Un Padre muy padre

Francisco Ponz. MI ENCUENTRO CON EL FUNDADOR DEL OPUS DEI. Madrid, 1939-1944

Los residentes de Jenner teníamos la costumbre de pasar un rato juntos en la sala de estar después de la comida y de la cena. Charlábamos sobre lo ocurrido en el día, se contaban anécdotas y chistes, a veces cantábamos... Nos ayudaba mucho a vencer la timidez, a salir de nosotros mismos y de nuestros problemas para interesarnos por las cosas de los demás. En menos ocasiones de las que nos hubiera gustado, el Padre venía con nosotros. Su presencia daba lugar enseguida a un ambiente particularmente familiar, lleno de sentido sobrenatural y de humanidad. El Padre se metía con gracia con unos y con otros, hacía intervenir al que le parecía más callado, cantaba con los demás con excelente oído y buena voz, o contaba muchas cosas que nos hacían reír, y algunas otras que nos hacían pensar. Siempre ponía en sus palabras visión positiva, buen humor y esa pizca de sal sobrenatural -que jamás resultaba cargante- propia de quien está en una habitual presencia de Dios y quiere acercar a los demás a Dios. Cuando el Padre estaba en esas tertulias me resultaban siempre asombrosamente cortas.

Las pequeñas rivalidades que se han dado siempre entre Huesca y Barbastro, -como suele suceder con los lugares vecinos- fueron motivo de algunas bromas, que se reiteraron a lo largo de los años. Me decía, por ejemplo, algo así: "Tú eres de Huesca -a veces decía de Huesqueta-, un pueblo de la provincia de Barbastro. La capital es Barbastro, de donde yo soy". Y yo le contestaba en el mismo tono, diciéndole que lo sentía mucho, pero que era al revés, y que Barbastro tenía menos de la mitad de habitantes que Huesca, aunque reconocía que entre los ríos Isuela y Vero había poca diferencia. Nos reíamos bastante con estas cosas. Otras veces me contaba que tenía una tía monja, Cruz Albás, hermana de su madre, que estaba en el Carmen de Huesca.

Los residentes de Jenner que éramos de la Obra disponíamos de pocas oportunidades para hablar entre nosotros o con el Padre. Una de ellas era bajar a merendar al piso primero. Los demás residentes resolvían la merienda con paquetes de alimentos que les enviaban sus familias o salían a algún bar, pero si nosotros recibíamos comida, la entregábamos enseguida y evitábamos hacer gastos innecesarios. Eran años de hambre en España, años duros, con racionamientos muy estrictos de los alimentos, que resultaban insuficientes para nuestra edad estudiantil. Por eso, Carmen, la hermana del Padre, se desvivía para aprovechar el escaso sobrante de las comidas y nos lo preparaba, bien aliñado y presentado, como merienda. Podíamos entonces saludar un momento a doña Dolores, madre del Padre, y a Carmen.

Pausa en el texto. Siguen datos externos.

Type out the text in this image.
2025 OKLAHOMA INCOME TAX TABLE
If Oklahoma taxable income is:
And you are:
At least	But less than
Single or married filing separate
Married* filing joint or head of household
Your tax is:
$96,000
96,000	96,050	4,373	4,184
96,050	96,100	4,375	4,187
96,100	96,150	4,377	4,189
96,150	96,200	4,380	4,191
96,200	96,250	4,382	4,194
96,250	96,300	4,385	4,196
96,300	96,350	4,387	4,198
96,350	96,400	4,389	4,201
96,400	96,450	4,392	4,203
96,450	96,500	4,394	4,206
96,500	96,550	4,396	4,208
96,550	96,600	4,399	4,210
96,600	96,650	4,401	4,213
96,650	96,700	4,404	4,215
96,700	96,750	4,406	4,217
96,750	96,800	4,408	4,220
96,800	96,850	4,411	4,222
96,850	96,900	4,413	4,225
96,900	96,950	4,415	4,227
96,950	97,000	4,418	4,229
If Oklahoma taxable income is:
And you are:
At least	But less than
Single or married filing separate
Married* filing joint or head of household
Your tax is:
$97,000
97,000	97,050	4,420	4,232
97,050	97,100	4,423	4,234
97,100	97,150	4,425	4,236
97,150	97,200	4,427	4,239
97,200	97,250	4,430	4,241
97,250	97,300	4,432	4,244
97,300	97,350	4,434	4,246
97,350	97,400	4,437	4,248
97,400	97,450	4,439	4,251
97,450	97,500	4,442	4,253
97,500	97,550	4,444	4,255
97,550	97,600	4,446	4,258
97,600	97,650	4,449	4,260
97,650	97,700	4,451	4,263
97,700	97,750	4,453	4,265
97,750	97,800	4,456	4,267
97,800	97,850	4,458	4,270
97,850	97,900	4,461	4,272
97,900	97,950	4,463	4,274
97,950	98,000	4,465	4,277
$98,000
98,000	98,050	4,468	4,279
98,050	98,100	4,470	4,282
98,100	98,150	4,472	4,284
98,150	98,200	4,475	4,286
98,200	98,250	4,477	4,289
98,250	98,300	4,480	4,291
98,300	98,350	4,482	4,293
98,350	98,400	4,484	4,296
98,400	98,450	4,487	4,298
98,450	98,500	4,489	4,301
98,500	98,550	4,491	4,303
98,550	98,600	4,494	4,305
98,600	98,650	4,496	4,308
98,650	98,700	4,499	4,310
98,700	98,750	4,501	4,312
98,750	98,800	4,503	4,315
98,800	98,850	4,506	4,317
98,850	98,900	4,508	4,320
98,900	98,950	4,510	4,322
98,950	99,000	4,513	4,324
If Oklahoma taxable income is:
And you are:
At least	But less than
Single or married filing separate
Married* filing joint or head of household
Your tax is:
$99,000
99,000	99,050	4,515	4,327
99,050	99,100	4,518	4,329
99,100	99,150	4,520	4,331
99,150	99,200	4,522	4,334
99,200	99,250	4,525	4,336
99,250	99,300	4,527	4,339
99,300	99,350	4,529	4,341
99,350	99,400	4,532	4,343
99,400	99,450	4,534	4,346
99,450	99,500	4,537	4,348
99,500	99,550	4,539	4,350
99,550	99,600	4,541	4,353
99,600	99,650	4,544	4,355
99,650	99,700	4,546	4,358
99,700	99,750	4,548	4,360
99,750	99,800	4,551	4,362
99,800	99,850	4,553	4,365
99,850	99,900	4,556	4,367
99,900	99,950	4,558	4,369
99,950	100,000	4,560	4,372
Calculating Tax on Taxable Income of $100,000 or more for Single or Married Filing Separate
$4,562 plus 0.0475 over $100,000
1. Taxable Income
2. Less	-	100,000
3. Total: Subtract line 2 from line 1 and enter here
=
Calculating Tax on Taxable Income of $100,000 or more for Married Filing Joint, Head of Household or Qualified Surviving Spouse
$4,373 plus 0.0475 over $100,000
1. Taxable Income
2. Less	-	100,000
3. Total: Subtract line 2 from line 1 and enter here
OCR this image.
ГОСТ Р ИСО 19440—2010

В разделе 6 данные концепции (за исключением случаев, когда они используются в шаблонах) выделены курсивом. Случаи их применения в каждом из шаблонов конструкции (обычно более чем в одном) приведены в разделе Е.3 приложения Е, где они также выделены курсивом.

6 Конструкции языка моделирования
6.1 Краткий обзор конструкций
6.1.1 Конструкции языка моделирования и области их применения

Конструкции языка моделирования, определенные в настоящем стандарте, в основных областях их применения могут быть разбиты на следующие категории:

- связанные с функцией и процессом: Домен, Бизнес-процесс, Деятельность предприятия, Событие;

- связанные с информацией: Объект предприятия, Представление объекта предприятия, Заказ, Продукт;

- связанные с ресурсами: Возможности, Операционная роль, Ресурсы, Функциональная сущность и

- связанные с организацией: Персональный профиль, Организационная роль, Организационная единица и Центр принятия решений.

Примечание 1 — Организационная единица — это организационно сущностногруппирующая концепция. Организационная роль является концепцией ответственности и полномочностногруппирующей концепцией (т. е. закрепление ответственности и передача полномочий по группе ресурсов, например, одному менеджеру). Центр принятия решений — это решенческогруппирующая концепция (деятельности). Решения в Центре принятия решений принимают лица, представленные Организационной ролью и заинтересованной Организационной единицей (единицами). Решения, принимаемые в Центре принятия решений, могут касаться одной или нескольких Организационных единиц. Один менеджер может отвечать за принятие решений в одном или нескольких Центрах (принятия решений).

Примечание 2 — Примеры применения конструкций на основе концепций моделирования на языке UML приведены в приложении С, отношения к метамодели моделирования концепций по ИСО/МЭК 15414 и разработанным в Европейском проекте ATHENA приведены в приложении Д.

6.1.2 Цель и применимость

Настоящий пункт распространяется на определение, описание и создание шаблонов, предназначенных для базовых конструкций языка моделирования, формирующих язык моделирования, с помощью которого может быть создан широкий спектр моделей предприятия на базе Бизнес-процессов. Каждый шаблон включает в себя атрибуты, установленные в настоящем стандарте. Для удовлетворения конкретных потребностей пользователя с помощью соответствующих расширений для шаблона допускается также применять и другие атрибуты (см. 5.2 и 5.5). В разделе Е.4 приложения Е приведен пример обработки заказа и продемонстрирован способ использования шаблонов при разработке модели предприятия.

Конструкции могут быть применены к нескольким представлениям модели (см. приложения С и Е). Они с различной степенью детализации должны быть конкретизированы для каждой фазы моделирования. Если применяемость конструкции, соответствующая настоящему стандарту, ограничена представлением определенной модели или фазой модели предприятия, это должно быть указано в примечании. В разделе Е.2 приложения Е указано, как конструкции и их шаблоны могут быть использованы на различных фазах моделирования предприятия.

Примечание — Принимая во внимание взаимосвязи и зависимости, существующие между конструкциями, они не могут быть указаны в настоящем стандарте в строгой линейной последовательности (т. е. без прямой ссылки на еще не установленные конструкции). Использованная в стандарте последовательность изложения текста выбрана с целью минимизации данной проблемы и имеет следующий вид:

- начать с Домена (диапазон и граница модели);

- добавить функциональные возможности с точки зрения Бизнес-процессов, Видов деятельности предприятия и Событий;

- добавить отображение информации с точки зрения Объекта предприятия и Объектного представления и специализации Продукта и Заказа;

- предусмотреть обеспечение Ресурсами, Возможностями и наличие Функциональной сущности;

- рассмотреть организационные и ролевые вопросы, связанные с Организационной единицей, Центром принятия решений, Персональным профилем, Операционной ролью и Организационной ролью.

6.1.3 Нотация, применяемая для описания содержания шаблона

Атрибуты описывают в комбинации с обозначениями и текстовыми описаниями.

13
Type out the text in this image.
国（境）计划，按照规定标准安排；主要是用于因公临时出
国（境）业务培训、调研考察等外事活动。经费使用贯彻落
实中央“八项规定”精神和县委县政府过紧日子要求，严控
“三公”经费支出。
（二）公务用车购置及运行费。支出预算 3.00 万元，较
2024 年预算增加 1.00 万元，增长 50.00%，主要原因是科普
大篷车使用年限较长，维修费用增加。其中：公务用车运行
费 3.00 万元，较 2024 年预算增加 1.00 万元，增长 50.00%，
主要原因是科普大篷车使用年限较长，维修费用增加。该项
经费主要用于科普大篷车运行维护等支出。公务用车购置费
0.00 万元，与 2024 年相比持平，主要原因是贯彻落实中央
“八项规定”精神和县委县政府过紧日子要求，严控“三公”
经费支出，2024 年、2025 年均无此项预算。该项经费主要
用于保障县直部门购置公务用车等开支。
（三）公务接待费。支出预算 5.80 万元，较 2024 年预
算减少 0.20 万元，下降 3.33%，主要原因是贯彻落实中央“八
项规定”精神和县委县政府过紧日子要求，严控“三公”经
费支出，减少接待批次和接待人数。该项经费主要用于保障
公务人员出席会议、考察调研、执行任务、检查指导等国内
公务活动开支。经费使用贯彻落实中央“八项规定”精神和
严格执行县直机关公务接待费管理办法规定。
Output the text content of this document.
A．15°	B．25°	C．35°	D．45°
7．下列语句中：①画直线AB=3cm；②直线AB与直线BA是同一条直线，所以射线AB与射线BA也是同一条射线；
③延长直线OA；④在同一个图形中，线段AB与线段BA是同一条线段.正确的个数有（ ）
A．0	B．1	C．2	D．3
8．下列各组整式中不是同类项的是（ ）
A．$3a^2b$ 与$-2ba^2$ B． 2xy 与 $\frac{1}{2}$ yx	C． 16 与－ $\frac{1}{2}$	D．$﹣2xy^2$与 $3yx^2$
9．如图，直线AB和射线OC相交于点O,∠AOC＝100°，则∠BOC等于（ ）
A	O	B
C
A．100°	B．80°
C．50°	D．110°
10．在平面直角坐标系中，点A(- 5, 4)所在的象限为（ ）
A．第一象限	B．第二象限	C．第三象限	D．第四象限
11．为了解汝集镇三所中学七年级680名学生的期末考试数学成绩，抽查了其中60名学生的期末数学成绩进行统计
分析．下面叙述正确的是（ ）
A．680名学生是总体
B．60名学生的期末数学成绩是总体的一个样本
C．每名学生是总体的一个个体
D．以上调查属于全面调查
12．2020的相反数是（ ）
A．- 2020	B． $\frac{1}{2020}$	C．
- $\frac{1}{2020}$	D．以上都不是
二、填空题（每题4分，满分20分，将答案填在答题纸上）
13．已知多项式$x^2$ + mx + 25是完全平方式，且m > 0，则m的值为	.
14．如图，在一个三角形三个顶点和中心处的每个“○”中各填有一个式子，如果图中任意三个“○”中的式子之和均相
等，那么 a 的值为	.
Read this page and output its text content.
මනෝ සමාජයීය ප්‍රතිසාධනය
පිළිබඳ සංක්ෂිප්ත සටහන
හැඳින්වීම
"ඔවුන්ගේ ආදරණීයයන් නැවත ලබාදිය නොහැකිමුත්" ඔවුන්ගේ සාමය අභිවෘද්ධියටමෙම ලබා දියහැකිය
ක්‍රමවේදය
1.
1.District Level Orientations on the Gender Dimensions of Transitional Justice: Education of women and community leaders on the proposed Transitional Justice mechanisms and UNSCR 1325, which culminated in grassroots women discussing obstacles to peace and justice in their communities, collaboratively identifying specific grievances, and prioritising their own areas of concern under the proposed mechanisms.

En esos ratos de merienda, comentábamos cómo avanzaba la labor apostólica en Madrid y en las diversas ciudades en que había comenzado. Cuando estaba el Padre en ese piso y nos oía, solía unirse a nosotros y nos animaba a que comiéramos sin timideces. Nos hablaba de la Obra y del servicio que prestaría a la Iglesia, siempre en medio de bromas y de mucho cariño. Nosotros, estudiantillos bastante jóvenes, nos veíamos inútiles para lograr lo que el Padre decía, y, sin embargo, estábamos seguros de que Dios quería todo eso, que el Padre era el instrumento escogido por el Señor para llevarlo a cabo, y que, si no estorbábamos demasiado la acción de Dios, contribuiríamos de algún modo a que aquello se hiciera realidad. Esos minutos nos ayudaban a enamorarnos del Opus Dei y fortalecían los vínculos humanos y sobrenaturales entre nosotros. Y, por supuesto, también calmaban el hambre.

El amor del Padre por sus hijos quedaba especialmente de manifiesto cuando caíamos enfermos. Recuerdo con qué desvelo y cariño nos pidió que encomendáramos a José María Hernández Garnica el tiempo que pasó en grave estado durante 1940. Desde pequeño le había quedado atrofiado un riñón, que comenzó entonces a crearle problemas tan serios que exigieron su extirpación. Durante los meses siguientes no acababa de ponerse bien y se agravó de nuevo hacia el 19 de noviembre. El Padre sufría y se desvivía por aquel hijo suyo; se notaba que le quería con toda su alma y buscaba el apoyo de nuestra oración para conseguir del Señor que todo fuera bien y se restableciera, como así sucedió.